A Warrior's Redemption (The Warrior Kind) - Page 140/288

There were only going to be five of us on the expedition, Father John, Seth, two of my grandfathers trusted men at arms and myself. I would have preferred a party made up entirely of my men, but all of my men were busy improving the fighting abilities of the castle's fighting men and couldn't be spared from that task easily.

The only reason Seth was going was because he was useless as a teacher and he had insisted on going so repeatedly that I had finally given in. Father John hadn't seemed overly excited one way or the other, when I told him that he was to accompany us.

He was a hard man to read. I had detected that he and my grandfather were not too keen on each other, even though my grandfather had raised him from boyhood as a son. Pulling myself up into the saddle I headed for the side gate as I was followed by my four companions.

We left the castle quietly not wanting to attract any attention, as we made our way through the early morning mists out into the wide valley beyond. I drew Flin up briefly to look back the way we had come. The castle was breath taking with the morning light cascading down upon it.

I had only been here a few weeks and yet it already felt like home to me. I hated to leave its calm assurance and beauty and go back into the world and the troubles I had left behind me there, but it had to be done. I pulled Flin back around and let Father John take the point, as we started out on our journey out of the Valley Lands and towards the dark shadowed world of the Attorgron Forests.

The low arching branches of a Patna tree spread its large leaved foliage over the jumble of boulders that we lay concealed under. Nestled in and amongst the boulders we were all but invisible to the people in the clearing beyond.

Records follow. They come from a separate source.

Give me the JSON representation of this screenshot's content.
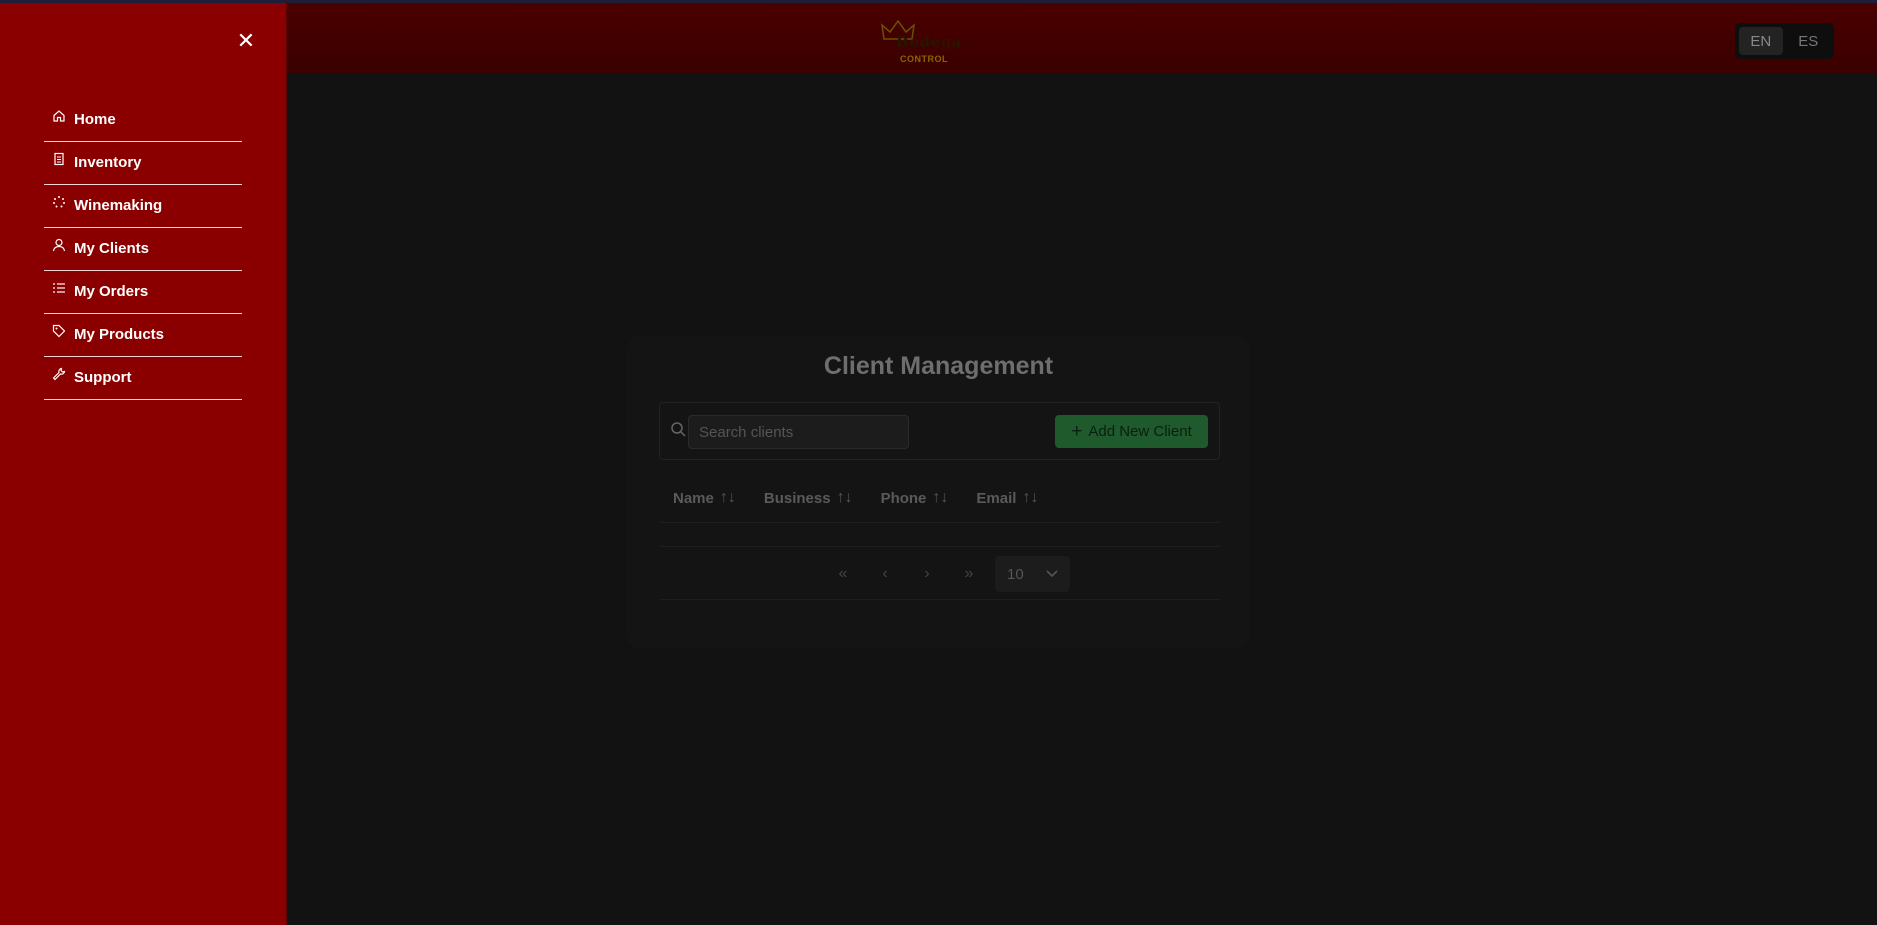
{
  "header": {
    "logo_text": "Bodega",
    "logo_subtext": "CONTROL",
    "languages": [
      {
        "code": "EN",
        "active": true
      },
      {
        "code": "ES",
        "active": false
      }
    ]
  },
  "drawer": {
    "close_icon": "close-icon",
    "items": [
      {
        "label": "Home",
        "icon": "home-icon"
      },
      {
        "label": "Inventory",
        "icon": "clipboard-icon"
      },
      {
        "label": "Winemaking",
        "icon": "loader-icon"
      },
      {
        "label": "My Clients",
        "icon": "user-icon"
      },
      {
        "label": "My Orders",
        "icon": "list-icon"
      },
      {
        "label": "My Products",
        "icon": "tag-icon"
      },
      {
        "label": "Support",
        "icon": "wrench-icon"
      }
    ]
  },
  "main": {
    "title": "Client Management",
    "search": {
      "placeholder": "Search clients",
      "value": ""
    },
    "add_button": "Add New Client",
    "columns": [
      "Name",
      "Business",
      "Phone",
      "Email"
    ],
    "pagination": {
      "first": "«",
      "prev": "‹",
      "next": "›",
      "last": "»",
      "page_size": "10"
    }
  },
  "colors": {
    "drawer_bg": "#8a0000",
    "topbar_bg": "#3a0000",
    "page_bg": "#121212",
    "add_button_bg": "#1e5a2c"
  }
}
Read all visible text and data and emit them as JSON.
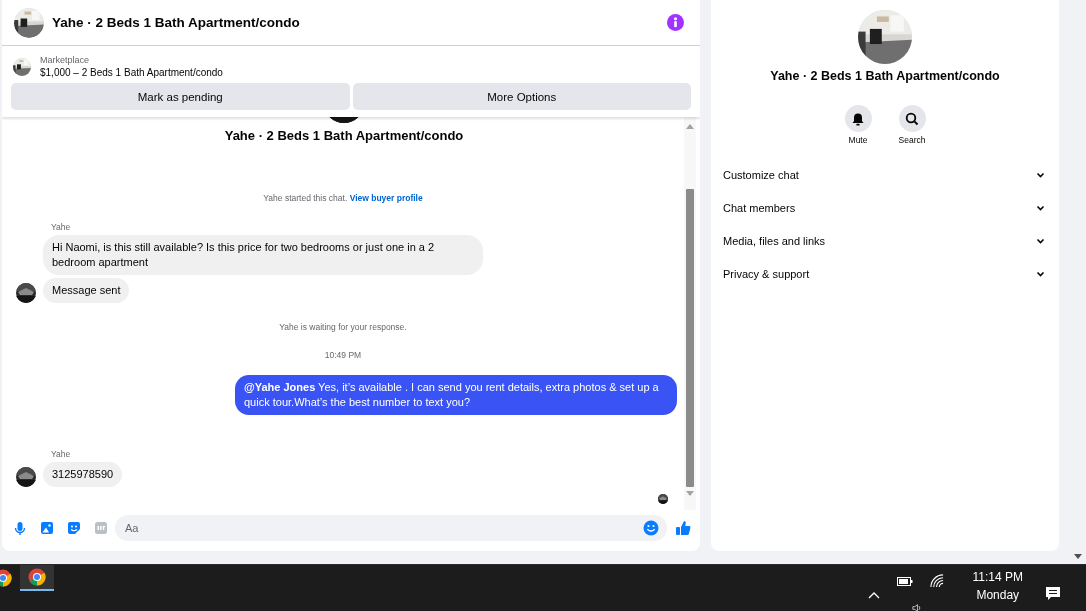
{
  "chat_header": {
    "title": "Yahe · 2 Beds 1 Bath Apartment/condo"
  },
  "listing": {
    "label": "Marketplace",
    "title": "$1,000 – 2 Beds 1 Bath Apartment/condo"
  },
  "actions": [
    "Mark as pending",
    "More Options"
  ],
  "conversation_title": "Yahe · 2 Beds 1 Bath Apartment/condo",
  "messages": [
    {
      "kind": "system",
      "text": "Yahe started this chat.",
      "link": "View buyer profile"
    },
    {
      "kind": "incoming",
      "sender": "Yahe",
      "bubbles": [
        "Hi Naomi, is this still available? Is this price for two bedrooms or just one in a 2 bedroom apartment",
        "Message sent"
      ]
    },
    {
      "kind": "system",
      "text": "Yahe is waiting for your response."
    },
    {
      "kind": "time",
      "text": "10:49 PM"
    },
    {
      "kind": "outgoing",
      "text": "**@Yahe Jones** Yes, it’s available .  I can send you rent details, extra photos & set up a quick tour.What’s the best number to text you?"
    },
    {
      "kind": "incoming",
      "sender": "Yahe",
      "bubbles": [
        "3125978590"
      ]
    }
  ],
  "composer": {
    "placeholder": "Aa"
  },
  "details": {
    "title": "Yahe · 2 Beds 1 Bath Apartment/condo",
    "actions": [
      {
        "kind": "mute",
        "label": "Mute"
      },
      {
        "kind": "search",
        "label": "Search"
      }
    ],
    "sections": [
      {
        "label": "Customize chat",
        "expanded": false
      },
      {
        "label": "Chat members",
        "expanded": false
      },
      {
        "label": "Media, files and links",
        "expanded": false
      },
      {
        "label": "Privacy & support",
        "expanded": false
      }
    ]
  },
  "taskbar": {
    "time": "11:14 PM",
    "day": "Monday"
  }
}
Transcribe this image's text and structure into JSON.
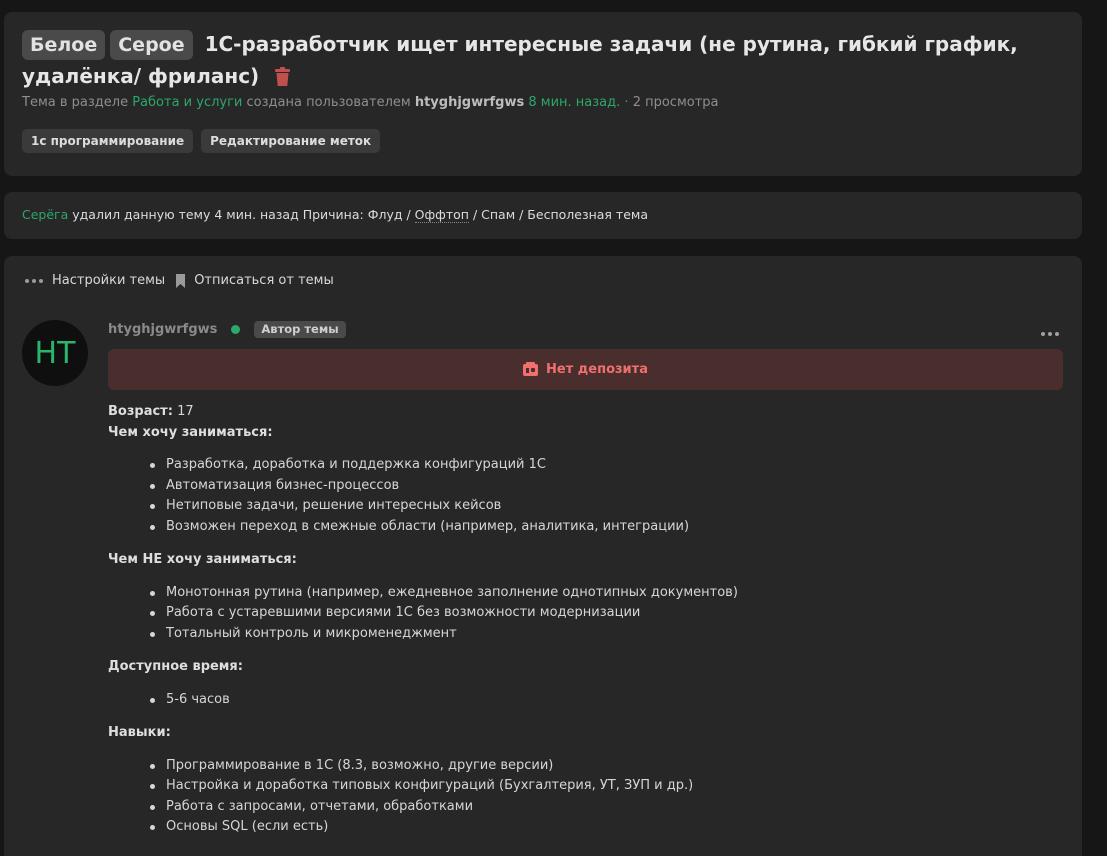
{
  "thread": {
    "prefixes": [
      "Белое",
      "Серое"
    ],
    "title": "1С-разработчик ищет интересные задачи (не рутина, гибкий график, удалёнка/ фриланс)",
    "meta": {
      "prefix_text": "Тема в разделе",
      "section": "Работа и услуги",
      "created_by": "создана пользователем",
      "author": "htyghjgwrfgws",
      "time": "8 мин. назад.",
      "views": "2 просмотра"
    },
    "tags": [
      "1с программирование",
      "Редактирование меток"
    ]
  },
  "deletion_notice": {
    "user": "Серёга",
    "text_before": "удалил данную тему 4 мин. назад Причина: Флуд /",
    "reason_link": "Оффтоп",
    "text_after": "/ Спам / Бесполезная тема"
  },
  "thread_actions": {
    "settings": "Настройки темы",
    "unsubscribe": "Отписаться от темы"
  },
  "post": {
    "avatar_initials": "HT",
    "username": "htyghjgwrfgws",
    "badge": "Автор темы",
    "no_deposit": "Нет депозита",
    "age_label": "Возраст:",
    "age_value": "17",
    "want_label": "Чем хочу заниматься:",
    "want_items": [
      "Разработка, доработка и поддержка конфигураций 1С",
      "Автоматизация бизнес-процессов",
      "Нетиповые задачи, решение интересных кейсов",
      "Возможен переход в смежные области (например, аналитика, интеграции)"
    ],
    "not_want_label": "Чем НЕ хочу заниматься:",
    "not_want_items": [
      "Монотонная рутина (например, ежедневное заполнение однотипных документов)",
      "Работа с устаревшими версиями 1С без возможности модернизации",
      "Тотальный контроль и микроменеджмент"
    ],
    "time_label": "Доступное время:",
    "time_items": [
      "5-6 часов"
    ],
    "skills_label": "Навыки:",
    "skills_items": [
      "Программирование в 1С (8.3, возможно, другие версии)",
      "Настройка и доработка типовых конфигураций (Бухгалтерия, УТ, ЗУП и др.)",
      "Работа с запросами, отчетами, обработками",
      "Основы SQL (если есть)"
    ]
  },
  "colors": {
    "accent_green": "#2ba86a",
    "danger_red": "#f07070",
    "trash_red": "#c0504d"
  },
  "icons": [
    "trash-icon",
    "dots-icon",
    "bookmark-icon",
    "wallet-icon",
    "post-menu-icon"
  ]
}
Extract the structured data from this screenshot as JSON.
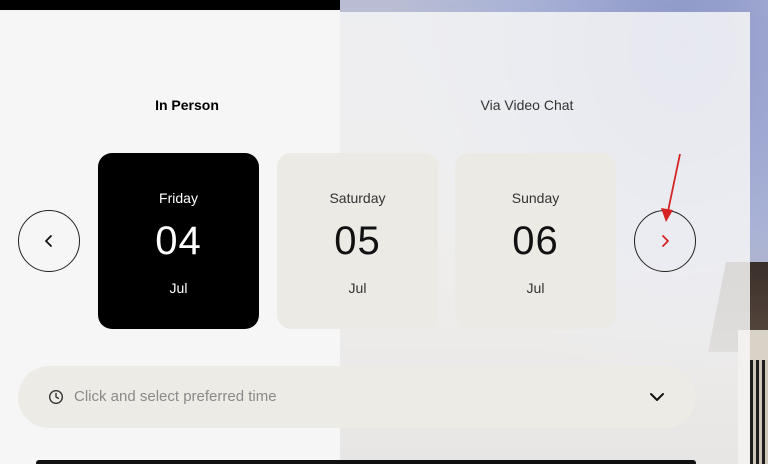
{
  "tabs": [
    {
      "label": "In Person",
      "active": true
    },
    {
      "label": "Via Video Chat",
      "active": false
    }
  ],
  "dates": [
    {
      "weekday": "Friday",
      "day": "04",
      "month": "Jul",
      "selected": true
    },
    {
      "weekday": "Saturday",
      "day": "05",
      "month": "Jul",
      "selected": false
    },
    {
      "weekday": "Sunday",
      "day": "06",
      "month": "Jul",
      "selected": false
    }
  ],
  "nav": {
    "prev_icon": "chevron-left-icon",
    "next_icon": "chevron-right-icon"
  },
  "time_select": {
    "placeholder": "Click and select preferred time",
    "icon": "clock-icon",
    "dropdown_icon": "chevron-down-icon"
  },
  "colors": {
    "selected_card": "#000000",
    "card": "#eceae5",
    "annotation_arrow": "#d62222"
  }
}
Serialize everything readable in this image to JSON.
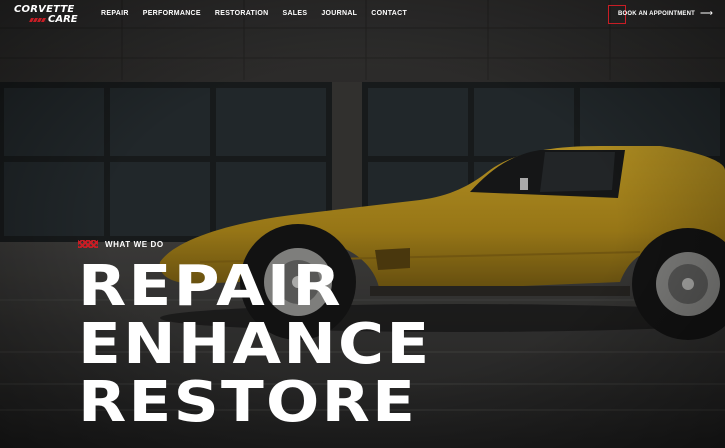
{
  "logo": {
    "line1": "CORVETTE",
    "line2": "CARE"
  },
  "nav": {
    "items": [
      {
        "label": "REPAIR"
      },
      {
        "label": "PERFORMANCE"
      },
      {
        "label": "RESTORATION"
      },
      {
        "label": "SALES"
      },
      {
        "label": "JOURNAL"
      },
      {
        "label": "CONTACT"
      }
    ]
  },
  "cta": {
    "label": "BOOK AN APPOINTMENT",
    "icon": "arrow-right-icon"
  },
  "hero": {
    "eyebrow": "WHAT WE DO",
    "headline": [
      "REPAIR",
      "ENHANCE",
      "RESTORE"
    ]
  },
  "colors": {
    "accent": "#c81d25",
    "car": "#c39a1f",
    "background": "#2b2b2b"
  }
}
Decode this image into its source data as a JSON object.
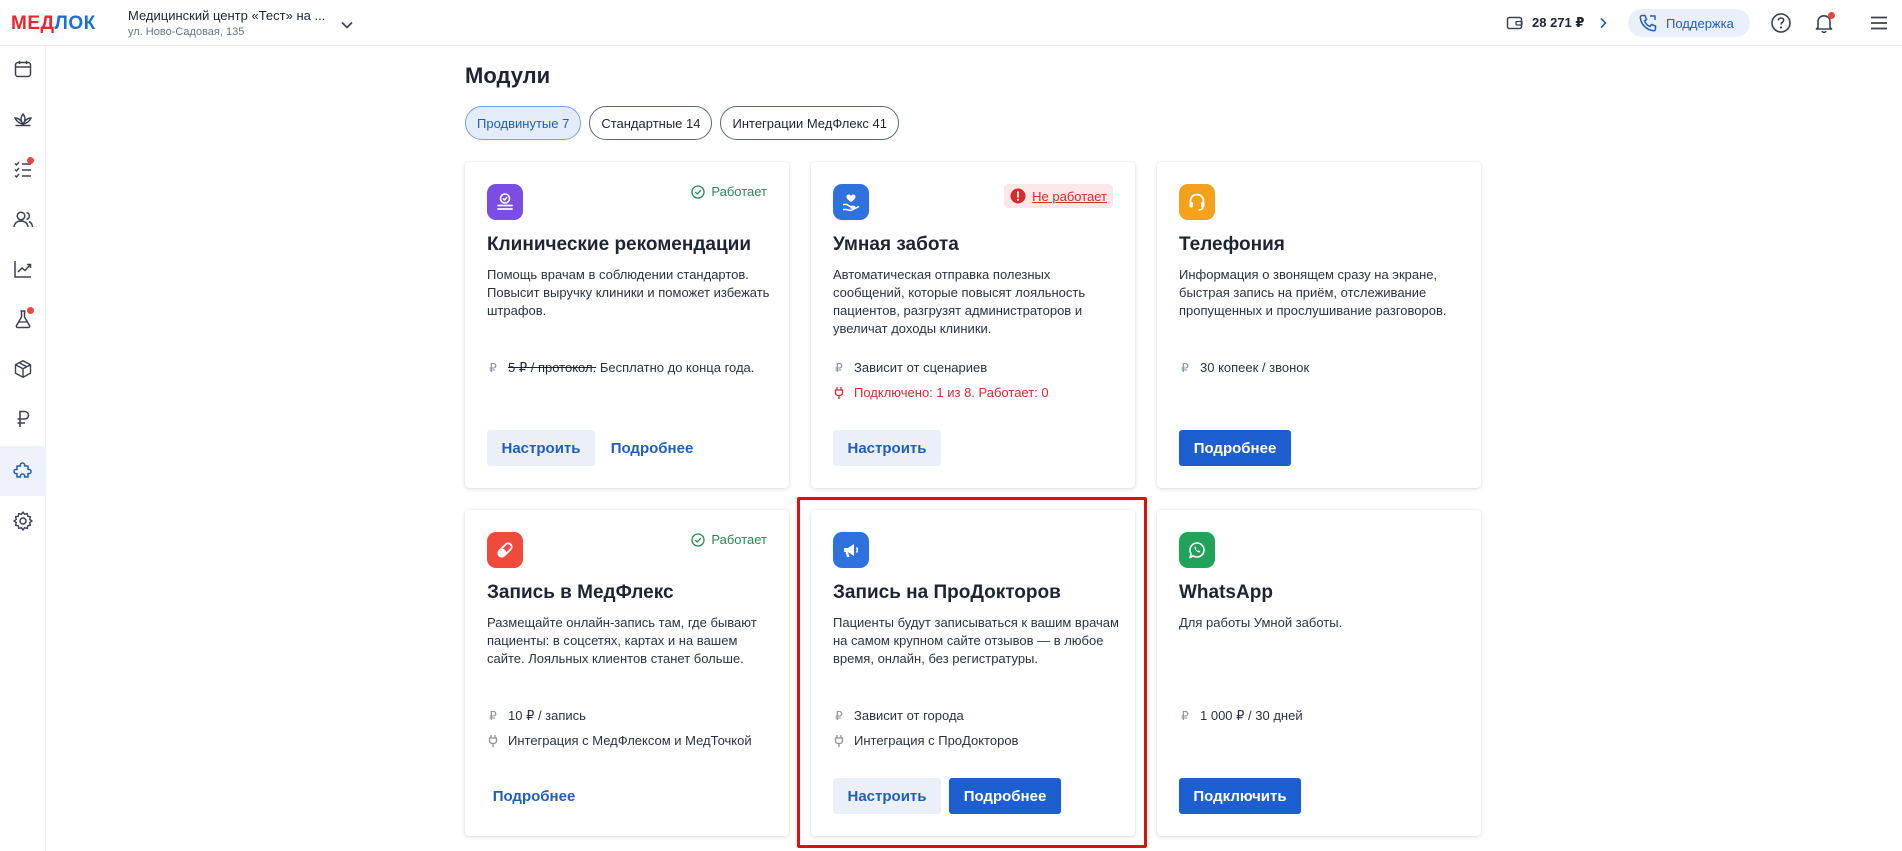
{
  "topbar": {
    "logo_part1": "МЕД",
    "logo_part2": "ЛОК",
    "clinic_name": "Медицинский центр «Тест» на ...",
    "clinic_address": "ул. Ново-Садовая, 135",
    "balance": "28 271 ₽",
    "support_label": "Поддержка"
  },
  "page": {
    "title": "Модули",
    "tabs": [
      {
        "label": "Продвинутые 7",
        "active": true
      },
      {
        "label": "Стандартные 14",
        "active": false
      },
      {
        "label": "Интеграции МедФлекс 41",
        "active": false
      }
    ]
  },
  "cards": [
    {
      "title": "Клинические рекомендации",
      "status": "Работает",
      "description": "Помощь врачам в соблюдении стандартов. Повысит выручку клиники и поможет избежать штрафов.",
      "price_strike": "5 ₽ / протокол.",
      "price": "Бесплатно до конца года.",
      "btn_configure": "Настроить",
      "btn_more": "Подробнее",
      "icon_color": "#7b4de3"
    },
    {
      "title": "Умная забота",
      "status": "Не работает",
      "description": "Автоматическая отправка полезных сообщений, которые повысят лояльность пациентов, разгрузят администраторов и увеличат доходы клиники.",
      "price": "Зависит от сценариев",
      "connection": "Подключено: 1 из 8. Работает: 0",
      "btn_configure": "Настроить",
      "icon_color": "#2f72df"
    },
    {
      "title": "Телефония",
      "description": "Информация о звонящем сразу на экране, быстрая запись на приём, отслеживание пропущенных и прослушивание разговоров.",
      "price": "30 копеек / звонок",
      "btn_more": "Подробнее",
      "icon_color": "#f5a11c"
    },
    {
      "title": "Запись в МедФлекс",
      "status": "Работает",
      "description": "Размещайте онлайн-запись там, где бывают пациенты: в соцсетях, картах и на вашем сайте. Лояльных клиентов станет больше.",
      "price": "10 ₽ / запись",
      "integration": "Интеграция с МедФлексом и МедТочкой",
      "btn_more": "Подробнее",
      "icon_color": "#ef4a3c"
    },
    {
      "title": "Запись на ПроДокторов",
      "description": "Пациенты будут записываться к вашим врачам на самом крупном сайте отзывов — в любое время, онлайн, без регистратуры.",
      "price": "Зависит от города",
      "integration": "Интеграция с ПроДокторов",
      "btn_configure": "Настроить",
      "btn_more": "Подробнее",
      "icon_color": "#2f72df"
    },
    {
      "title": "WhatsApp",
      "description": "Для работы Умной заботы.",
      "price": "1 000 ₽ / 30 дней",
      "btn_connect": "Подключить",
      "icon_color": "#22a35a"
    }
  ],
  "colors": {
    "primary": "#1d5fd0",
    "ok": "#27894f",
    "error": "#d9292c",
    "highlight": "#e10e0e"
  },
  "sidebar_icons": [
    "calendar-icon",
    "lotus-icon",
    "checklist-icon",
    "users-icon",
    "chart-icon",
    "flask-icon",
    "box-icon",
    "ruble-icon",
    "puzzle-icon",
    "settings-icon"
  ]
}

I wished we were invisible to the bugs too.

They swarmed around us in clouds of stinging annoyance. The insects were just one more item to add to the long list of things that I hated about this forest. I did have to admit though that my grandfather's hiding place for the knowledge of our ancestors had been ingenious if not downright brilliant. Of all the places to hide something that countless people were turning over rocks left and right to find this had to be the best and least expected option, as well as one of the more deadly. In this unlikely clearing in the midst of the forest lay several crude wooden hovels. At the one end of the clearing was an uprising of stone from the forest floor. Its summit barely cleared the canopy of the surrounding forest. It was covered in vegetation, but it was obvious that the stony monument was of human construction and of a very old origin at that.